In short: if Operator were an intern, I’d thank them politely… and never hire them again.
Operator as a Personal Shopper
Next, I tested something that often takes up unnecessary time: online shopping for basic things. So I gave Operator this task:
“Order a pack of coffee and a USB-C to USB cable from a major Dutch webshop.”
At first, things went well. Operator searched for the products, added them to the cart, and went to the checkout page. Then came the issues:
- No payment handling: Operator couldn’t process payment or ask me to step in. So the order remained incomplete.

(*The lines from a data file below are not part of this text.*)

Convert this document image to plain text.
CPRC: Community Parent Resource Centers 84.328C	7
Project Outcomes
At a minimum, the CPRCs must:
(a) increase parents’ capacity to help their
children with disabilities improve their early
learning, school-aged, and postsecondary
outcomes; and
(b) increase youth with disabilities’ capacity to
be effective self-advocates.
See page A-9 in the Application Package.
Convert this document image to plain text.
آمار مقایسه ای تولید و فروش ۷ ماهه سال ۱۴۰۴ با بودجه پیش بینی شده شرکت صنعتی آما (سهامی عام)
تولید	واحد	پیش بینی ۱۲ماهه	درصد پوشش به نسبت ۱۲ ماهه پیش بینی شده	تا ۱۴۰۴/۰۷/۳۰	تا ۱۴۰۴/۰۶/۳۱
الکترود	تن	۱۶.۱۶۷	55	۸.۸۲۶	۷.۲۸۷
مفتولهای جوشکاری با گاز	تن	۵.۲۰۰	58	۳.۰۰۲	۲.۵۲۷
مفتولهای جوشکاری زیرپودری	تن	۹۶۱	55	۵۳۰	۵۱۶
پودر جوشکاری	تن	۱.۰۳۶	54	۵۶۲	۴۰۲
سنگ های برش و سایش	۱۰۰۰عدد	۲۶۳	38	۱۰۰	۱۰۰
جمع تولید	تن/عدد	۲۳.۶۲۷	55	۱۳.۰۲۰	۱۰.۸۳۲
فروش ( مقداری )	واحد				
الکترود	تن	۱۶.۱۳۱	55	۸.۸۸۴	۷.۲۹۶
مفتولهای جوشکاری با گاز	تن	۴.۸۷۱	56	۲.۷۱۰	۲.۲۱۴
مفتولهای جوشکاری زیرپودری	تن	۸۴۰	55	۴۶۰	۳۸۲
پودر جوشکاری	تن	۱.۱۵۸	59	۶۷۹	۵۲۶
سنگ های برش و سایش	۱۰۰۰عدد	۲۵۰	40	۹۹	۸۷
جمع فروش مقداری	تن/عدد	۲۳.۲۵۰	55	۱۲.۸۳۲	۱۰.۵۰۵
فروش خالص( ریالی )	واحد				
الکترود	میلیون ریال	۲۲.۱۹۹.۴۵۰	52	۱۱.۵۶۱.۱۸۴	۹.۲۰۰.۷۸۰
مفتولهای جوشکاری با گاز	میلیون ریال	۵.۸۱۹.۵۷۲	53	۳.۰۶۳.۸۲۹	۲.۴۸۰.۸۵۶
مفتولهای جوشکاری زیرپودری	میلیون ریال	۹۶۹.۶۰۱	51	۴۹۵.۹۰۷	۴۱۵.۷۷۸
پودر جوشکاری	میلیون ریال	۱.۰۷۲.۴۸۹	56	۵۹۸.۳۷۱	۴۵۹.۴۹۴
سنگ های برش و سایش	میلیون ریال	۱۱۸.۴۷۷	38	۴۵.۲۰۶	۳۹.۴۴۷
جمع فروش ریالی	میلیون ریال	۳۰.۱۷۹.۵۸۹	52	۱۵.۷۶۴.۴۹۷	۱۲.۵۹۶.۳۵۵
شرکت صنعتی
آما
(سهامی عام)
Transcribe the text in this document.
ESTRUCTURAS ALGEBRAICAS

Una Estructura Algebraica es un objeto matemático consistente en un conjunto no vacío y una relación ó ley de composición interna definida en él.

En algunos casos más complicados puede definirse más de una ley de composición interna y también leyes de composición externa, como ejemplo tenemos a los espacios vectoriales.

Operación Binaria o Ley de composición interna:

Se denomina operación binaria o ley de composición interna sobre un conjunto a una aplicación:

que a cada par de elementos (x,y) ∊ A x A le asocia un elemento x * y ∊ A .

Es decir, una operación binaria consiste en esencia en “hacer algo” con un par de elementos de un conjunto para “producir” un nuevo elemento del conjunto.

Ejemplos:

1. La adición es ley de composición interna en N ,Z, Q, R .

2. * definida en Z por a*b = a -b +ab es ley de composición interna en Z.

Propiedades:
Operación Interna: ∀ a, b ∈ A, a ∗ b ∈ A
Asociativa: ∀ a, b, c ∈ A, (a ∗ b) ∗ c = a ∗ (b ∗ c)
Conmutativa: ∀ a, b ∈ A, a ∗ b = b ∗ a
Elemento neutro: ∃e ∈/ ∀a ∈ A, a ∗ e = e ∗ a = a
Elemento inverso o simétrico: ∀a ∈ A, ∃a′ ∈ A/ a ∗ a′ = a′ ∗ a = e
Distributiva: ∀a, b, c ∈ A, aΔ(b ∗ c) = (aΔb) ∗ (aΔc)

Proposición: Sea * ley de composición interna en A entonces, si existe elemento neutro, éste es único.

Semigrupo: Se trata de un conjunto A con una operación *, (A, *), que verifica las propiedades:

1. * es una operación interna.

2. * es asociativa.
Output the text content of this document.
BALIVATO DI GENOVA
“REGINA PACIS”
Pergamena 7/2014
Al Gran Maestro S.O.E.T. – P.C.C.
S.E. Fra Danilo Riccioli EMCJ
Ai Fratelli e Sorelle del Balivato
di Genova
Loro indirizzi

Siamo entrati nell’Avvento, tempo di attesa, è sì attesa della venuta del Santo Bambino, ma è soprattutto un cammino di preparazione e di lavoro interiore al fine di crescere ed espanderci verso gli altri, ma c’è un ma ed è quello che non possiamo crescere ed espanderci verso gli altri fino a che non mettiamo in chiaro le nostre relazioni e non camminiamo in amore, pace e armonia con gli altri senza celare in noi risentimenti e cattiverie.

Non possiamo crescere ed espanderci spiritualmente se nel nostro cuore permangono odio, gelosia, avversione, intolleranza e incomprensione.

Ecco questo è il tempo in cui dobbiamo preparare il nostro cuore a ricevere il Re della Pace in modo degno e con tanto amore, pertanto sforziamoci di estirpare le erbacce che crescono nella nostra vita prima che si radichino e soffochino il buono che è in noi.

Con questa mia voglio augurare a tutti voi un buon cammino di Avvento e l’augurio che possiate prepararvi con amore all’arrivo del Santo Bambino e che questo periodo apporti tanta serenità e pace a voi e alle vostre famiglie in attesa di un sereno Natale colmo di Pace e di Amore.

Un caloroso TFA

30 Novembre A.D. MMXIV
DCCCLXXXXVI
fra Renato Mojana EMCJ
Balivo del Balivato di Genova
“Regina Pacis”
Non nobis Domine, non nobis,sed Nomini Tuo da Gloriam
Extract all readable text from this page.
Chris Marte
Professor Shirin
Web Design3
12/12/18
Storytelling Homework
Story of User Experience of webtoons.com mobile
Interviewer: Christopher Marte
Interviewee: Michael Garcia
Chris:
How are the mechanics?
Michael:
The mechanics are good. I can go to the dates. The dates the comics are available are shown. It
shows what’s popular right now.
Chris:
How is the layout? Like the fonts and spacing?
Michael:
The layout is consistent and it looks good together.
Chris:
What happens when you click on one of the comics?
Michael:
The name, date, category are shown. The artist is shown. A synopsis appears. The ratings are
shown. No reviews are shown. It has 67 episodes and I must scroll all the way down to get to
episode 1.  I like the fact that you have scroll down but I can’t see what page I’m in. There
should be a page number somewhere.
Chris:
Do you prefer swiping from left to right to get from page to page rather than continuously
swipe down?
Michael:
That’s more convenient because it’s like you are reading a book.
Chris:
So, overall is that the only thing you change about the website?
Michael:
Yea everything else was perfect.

- Wrong product match: It selected a USB-C cable, even though I had specifically asked for a USB-C to USB cable.
- Ignored error messages: When a product was out of stock, Operator didn’t try alternatives. A human would intuitively pick another brand or size—but Operator just stopped.
The result: a half-filled cart and a purchase I still had to complete manually.
Booking Flights at Lightning Speed?
Lastly, I tried the example OpenAI itself often gives: booking a flight. I travel frequently, so I was hopeful. But again, it fell short.
It did, however, show me what Operator is good at: handling simple, repetitive tasks—like placing the same weekly order from the same supplier.
But anyone who has booked a flight knows how many steps are involved. How many choices there are. How useful it is to see if flights are cheaper a few hours earlier. Then there’s seat selection (which varies across planes), meal preferences, luggage options—you name it.
Despite its shortcomings, I still believe Operator has real potential. This is only the first version, and OpenAI will undoubtedly improve its speed and accuracy. Just compare the first version of GPT to what we have today.
Affordable alternatives like DeepSeek could also make this technology more accessible. Other players like Google (with Project Mariner) and Anthropic (with their own Computer Use AI) are working on similar systems. That competition means we’ll likely see even more powerful AI agents soon.
For now? It’s an impressive demo—but not a gamechanger. My job is safe… for now. But ask me again in a year.